A few days ago I looked into my cupboard and found five glasses. I checked the dishwasher, the counter, and the refrigerator to see if I'd missed some but there weren't any more to be found.
The next day I noticed that we were out of bread (small) plates for dinner and did the search again. Five were in the dishwasher from breakfast, two from lunch, but the rest were just as missing as the glasses.
When I informed Brandon later that our glasses stock has dwindled to just five, he commented that we couldn't even have anyone over for dinner unless we broke out the blue plastic cups. It's probably a good thing we only have seven weeks left anyway.
When Brandon and I got married we registered for all of our dishes and silverware and sheets and towels because between the two of us we had about nothing. I had some pots and pans and various kitchen things (including a six-piece set of small tart pans. Ask me sometime how often I've used those), but never any actual dishes. I can't really remember what I ate off of in the college years, but whatever it was, it wasn't mine.
So on the registry went plates, bowls, glasses and silverware. Although there were only two of us at the time, I planned ahead and registered for sixteen settings of everything but the silverware. I signed up for twenty of those. You know, just in case I needed some extras. Of course we didn't get all of the place settings we registered for, but when Brandon got his first real job with State I marched myself down to the Clarendon Crate and Barrel and finished up everything that we lacked. I still remember unpacking my dishes in Cairo and admiring the tall stacks of white porcelain beauty that could hold food for sixteen people at once.
The only problem with white porcelain beauty is that it sometimes breaks. Especially when you tend to live in houses that have hard-surface floors in their kitchen. Stone and ceramic tile just isn't very forgiving to glasses and dishes dropped on it, and it seems that over the last four years there have been a lot of dishes dropped on them. It doesn't seem like that many when they're dropped one at a time, a few months apart, but it only takes nine times to go from sixteen bread plates to seven. And I'm not helping matters by making the children unload the dishwasher.
Of course I can always make the switch to plastic - it takes a whole lot of abuse to break plastic dishes - but I don't want to. Everyone has things they're weirdly particular about and I guess dishes is one of my (fifty) things. I like to use real porcelain dishes and I swear that drinks are colder and taste better when they're in glasses.

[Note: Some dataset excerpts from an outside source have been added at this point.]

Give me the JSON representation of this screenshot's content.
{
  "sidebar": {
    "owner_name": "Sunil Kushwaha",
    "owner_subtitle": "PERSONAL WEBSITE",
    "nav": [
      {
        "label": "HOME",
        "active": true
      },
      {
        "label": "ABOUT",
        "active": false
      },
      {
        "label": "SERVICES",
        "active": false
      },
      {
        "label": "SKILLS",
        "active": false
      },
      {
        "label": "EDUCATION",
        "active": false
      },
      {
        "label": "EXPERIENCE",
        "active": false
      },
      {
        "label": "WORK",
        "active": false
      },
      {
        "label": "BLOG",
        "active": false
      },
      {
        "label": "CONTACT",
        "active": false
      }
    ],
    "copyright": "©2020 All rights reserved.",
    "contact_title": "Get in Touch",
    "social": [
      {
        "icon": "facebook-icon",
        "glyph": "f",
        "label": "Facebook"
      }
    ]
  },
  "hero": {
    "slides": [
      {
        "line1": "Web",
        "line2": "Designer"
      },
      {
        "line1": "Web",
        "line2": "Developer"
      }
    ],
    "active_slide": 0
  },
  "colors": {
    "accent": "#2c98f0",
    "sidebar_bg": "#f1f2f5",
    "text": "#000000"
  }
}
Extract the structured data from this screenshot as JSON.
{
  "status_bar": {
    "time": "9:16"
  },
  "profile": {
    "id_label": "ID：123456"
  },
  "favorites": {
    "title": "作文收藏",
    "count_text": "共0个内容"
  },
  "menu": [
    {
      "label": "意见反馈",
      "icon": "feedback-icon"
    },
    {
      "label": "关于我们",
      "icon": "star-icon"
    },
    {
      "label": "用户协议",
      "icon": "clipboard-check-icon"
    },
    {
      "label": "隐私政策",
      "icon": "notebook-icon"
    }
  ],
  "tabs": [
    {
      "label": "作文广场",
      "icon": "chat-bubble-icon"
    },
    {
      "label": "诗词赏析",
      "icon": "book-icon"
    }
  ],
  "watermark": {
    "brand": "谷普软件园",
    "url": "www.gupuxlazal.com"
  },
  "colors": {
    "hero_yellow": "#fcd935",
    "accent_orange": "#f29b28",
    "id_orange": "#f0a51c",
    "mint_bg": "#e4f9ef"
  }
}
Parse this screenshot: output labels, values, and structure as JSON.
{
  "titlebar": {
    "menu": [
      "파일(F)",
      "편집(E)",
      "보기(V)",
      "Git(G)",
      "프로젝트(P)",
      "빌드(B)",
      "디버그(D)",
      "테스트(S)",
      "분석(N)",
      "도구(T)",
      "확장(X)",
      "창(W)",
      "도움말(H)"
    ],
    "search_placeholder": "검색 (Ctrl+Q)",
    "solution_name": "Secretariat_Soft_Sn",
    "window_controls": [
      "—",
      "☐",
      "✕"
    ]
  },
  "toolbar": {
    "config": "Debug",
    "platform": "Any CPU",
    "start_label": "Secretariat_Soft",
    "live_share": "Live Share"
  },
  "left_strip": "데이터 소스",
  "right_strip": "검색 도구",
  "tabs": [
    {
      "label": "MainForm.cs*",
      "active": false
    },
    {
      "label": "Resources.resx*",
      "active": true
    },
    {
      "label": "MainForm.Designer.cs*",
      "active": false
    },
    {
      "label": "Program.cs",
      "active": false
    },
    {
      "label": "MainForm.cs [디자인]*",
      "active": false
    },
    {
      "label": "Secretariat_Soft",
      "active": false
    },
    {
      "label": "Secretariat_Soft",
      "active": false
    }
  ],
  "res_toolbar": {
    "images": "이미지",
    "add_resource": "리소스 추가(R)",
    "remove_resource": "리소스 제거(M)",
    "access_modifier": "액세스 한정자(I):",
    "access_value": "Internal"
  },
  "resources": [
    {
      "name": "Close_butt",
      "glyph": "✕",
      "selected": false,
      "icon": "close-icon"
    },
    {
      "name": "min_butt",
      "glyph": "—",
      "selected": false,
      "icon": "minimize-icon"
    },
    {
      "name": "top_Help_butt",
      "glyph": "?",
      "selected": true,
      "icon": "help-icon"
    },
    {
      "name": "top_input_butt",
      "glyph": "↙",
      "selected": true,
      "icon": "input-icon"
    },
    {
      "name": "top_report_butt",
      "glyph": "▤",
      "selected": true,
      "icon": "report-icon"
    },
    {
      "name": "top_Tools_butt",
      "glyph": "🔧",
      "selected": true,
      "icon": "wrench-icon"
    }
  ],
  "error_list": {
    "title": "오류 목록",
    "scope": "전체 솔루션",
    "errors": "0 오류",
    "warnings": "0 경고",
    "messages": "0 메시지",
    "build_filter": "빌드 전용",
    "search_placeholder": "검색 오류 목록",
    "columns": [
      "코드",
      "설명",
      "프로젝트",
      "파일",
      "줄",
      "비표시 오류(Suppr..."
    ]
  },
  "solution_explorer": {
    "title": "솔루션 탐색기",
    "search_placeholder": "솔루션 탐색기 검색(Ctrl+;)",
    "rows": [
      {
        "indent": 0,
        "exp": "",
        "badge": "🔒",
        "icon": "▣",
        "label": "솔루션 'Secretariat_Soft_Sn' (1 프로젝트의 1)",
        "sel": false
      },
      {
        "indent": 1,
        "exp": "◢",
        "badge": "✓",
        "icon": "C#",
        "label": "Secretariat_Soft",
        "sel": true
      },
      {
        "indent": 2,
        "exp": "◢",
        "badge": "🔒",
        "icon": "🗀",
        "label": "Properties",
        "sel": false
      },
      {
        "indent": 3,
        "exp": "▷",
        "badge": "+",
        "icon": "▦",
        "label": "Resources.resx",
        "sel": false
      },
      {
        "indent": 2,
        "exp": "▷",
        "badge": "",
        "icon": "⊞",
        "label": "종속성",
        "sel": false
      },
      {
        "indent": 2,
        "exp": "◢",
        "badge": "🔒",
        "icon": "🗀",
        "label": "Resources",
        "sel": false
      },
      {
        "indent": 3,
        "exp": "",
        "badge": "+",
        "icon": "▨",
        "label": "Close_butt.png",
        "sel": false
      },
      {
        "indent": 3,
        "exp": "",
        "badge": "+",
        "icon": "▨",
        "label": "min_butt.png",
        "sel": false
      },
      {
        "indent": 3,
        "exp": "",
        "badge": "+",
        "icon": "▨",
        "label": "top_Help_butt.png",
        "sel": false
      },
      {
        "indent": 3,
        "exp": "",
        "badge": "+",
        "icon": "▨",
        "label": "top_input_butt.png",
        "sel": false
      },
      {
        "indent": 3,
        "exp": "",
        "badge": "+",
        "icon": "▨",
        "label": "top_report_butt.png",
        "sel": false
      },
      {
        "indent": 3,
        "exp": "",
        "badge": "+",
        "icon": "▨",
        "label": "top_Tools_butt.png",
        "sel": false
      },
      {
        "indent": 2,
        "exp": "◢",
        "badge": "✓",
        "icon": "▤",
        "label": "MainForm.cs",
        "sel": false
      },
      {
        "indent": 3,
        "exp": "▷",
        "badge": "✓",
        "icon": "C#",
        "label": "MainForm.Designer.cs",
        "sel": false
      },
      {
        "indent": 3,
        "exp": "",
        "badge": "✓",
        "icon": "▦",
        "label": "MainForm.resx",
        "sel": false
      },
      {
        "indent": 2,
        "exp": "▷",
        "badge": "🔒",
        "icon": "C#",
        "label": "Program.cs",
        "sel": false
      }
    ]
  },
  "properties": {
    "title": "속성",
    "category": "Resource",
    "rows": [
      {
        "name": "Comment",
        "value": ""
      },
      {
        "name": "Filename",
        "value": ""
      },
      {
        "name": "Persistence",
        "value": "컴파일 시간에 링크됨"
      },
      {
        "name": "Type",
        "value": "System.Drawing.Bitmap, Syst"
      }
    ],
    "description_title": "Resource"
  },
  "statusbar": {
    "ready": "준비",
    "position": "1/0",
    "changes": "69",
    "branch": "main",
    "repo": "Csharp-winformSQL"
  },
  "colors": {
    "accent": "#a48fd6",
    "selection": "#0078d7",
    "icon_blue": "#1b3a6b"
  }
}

The price of this oddity is, of course, periodic orders from Crate and Barrel to replenish. Usually I restock at the beginning of a tour with a few pieces of each kind - three or four bread plates, a half dozen glasses, a salad plate or two, but this next one's going to be a bit bigger than usual. Maybe the children have been throwing them away when I'm not looking. So far, I've been lucky and Crate and Barrel hasn't discontinued the setting I use. Hopefully when they finally do, the children will be grown up and we'll be done moving around. I'll cross my fingers. Or maybe just unload the dishwasher myself. But probably just cross my fingers.